Malenkovich was almost up to the corner…

Kotenko Dacha Sochi, Russia 0022 hours, GMT + 3

Akulinin reached the closet door and turned the knob. Locked!…

Lia bit off a curse as she turned, pulling her sidearm from its holster. The door to Kotenko’s office was eight feet farther up the hall; keeping her weapon with its heavy sound suppressor trained on the bend in the corridor ahead, she started backing toward it. Akulinin did the same.

“He’s stopped!” Rockman told them. “Two more people just came in from the pool! I think he’s talking to them!”

Which might give them another few seconds. The hallway came to an abrupt end behind them, with the only way out going around the corner and squarely into Malenkovich. They didn’t have time to pick the lock on the closet, but just possibly they could hide in the office. Lia reached the office door first, opened the door, and slipped inside. Akulinin followed.

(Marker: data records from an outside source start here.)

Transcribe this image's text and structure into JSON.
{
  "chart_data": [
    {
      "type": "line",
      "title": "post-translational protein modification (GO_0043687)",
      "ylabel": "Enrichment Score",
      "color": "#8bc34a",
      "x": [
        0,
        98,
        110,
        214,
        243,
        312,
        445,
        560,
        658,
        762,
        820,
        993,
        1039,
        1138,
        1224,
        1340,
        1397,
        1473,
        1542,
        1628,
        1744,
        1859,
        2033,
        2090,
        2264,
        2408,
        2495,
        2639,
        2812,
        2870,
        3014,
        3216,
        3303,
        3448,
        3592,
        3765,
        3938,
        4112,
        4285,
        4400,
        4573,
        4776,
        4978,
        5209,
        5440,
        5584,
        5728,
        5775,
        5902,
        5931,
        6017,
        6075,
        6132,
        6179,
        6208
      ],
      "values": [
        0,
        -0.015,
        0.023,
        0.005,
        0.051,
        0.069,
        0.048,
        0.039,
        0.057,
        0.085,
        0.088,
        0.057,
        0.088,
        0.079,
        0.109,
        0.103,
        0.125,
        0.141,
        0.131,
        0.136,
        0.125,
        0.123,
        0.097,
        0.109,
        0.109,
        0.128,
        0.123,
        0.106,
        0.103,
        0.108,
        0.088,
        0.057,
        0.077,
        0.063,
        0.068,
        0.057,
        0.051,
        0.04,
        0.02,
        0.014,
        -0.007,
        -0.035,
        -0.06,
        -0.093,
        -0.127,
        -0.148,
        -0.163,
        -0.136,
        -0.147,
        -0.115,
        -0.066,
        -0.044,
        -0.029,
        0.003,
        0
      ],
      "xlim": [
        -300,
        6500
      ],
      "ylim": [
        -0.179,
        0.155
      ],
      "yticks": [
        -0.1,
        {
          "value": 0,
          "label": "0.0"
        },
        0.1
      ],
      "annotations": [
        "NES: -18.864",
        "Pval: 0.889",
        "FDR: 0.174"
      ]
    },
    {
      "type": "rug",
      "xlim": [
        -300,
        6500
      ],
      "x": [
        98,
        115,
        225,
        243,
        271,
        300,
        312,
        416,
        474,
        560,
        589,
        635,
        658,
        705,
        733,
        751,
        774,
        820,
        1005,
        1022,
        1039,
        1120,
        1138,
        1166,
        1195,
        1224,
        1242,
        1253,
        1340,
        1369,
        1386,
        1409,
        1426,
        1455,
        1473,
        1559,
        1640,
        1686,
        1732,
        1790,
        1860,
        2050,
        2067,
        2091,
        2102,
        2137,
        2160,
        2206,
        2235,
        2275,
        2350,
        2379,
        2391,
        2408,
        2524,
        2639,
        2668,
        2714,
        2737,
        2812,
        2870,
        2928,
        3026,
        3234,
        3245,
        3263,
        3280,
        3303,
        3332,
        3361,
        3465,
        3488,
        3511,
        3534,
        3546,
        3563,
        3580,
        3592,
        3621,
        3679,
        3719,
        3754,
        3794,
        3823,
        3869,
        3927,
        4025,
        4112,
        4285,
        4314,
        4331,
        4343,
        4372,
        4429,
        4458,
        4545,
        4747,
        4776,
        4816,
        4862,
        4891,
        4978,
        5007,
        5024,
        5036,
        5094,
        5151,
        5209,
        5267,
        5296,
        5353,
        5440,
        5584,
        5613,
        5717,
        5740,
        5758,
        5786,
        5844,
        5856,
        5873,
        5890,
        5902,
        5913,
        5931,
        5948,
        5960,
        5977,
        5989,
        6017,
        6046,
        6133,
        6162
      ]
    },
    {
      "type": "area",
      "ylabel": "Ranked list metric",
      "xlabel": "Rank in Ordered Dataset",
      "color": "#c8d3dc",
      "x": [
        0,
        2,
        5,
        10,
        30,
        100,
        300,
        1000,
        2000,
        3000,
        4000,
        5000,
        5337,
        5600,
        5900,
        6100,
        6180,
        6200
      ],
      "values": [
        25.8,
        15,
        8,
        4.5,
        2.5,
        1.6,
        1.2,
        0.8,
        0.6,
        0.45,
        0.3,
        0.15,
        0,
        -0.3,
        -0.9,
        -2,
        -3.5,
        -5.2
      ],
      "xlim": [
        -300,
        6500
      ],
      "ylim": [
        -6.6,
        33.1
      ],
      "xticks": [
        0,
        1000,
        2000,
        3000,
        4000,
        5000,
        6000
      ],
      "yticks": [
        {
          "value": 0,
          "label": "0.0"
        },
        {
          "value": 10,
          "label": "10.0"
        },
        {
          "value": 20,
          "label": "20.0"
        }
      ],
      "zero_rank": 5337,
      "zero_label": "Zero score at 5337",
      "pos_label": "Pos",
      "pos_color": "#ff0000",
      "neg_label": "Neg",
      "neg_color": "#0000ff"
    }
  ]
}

“He’s around the corner,” Rockman told them. “He’s coming toward the office door!”

Not good. Lia looked around the office. There wasn’t much in the way of places to hide; worse, Kotenko was now awake, struggling against the plastic zip strips binding his wrists and legs and making desperate mmphing noises into his gag. As the two NSA agents reentered the office, though, he went still. He probably couldn’t see anything more than human-shaped shadows against the light spilling in from the hall, but he knew they were there.

And so would the bodyguard in another moment.

“Bad guy is definitely headed for the office,” Rockman warned. “There’s nothing else in that arm of the hallway for him to go to unless he’s looking for a mop.”

Oknah!” Lia said, lowering and roughening her voice to a growl for Kotenko’s benefit. There was no sense in telling him that one of the intruders was a woman-and possibly letting him begin to connect the dots all the way back to the St. Petersburg warehouse.

Oknah-the office window. It was large and looked west out over the Black Sea. During daylight hours, Kotenko must have a hell of a view.

And right now, that was their only escape route. Akulinin understood her terse exclamation. Lia pulled back the drapes as he holstered his pistol and experimentally hefted the toolbox he was carrying. “Beregeess’! ” he warned, and slammed the long metal case squarely into the window like a battering ram.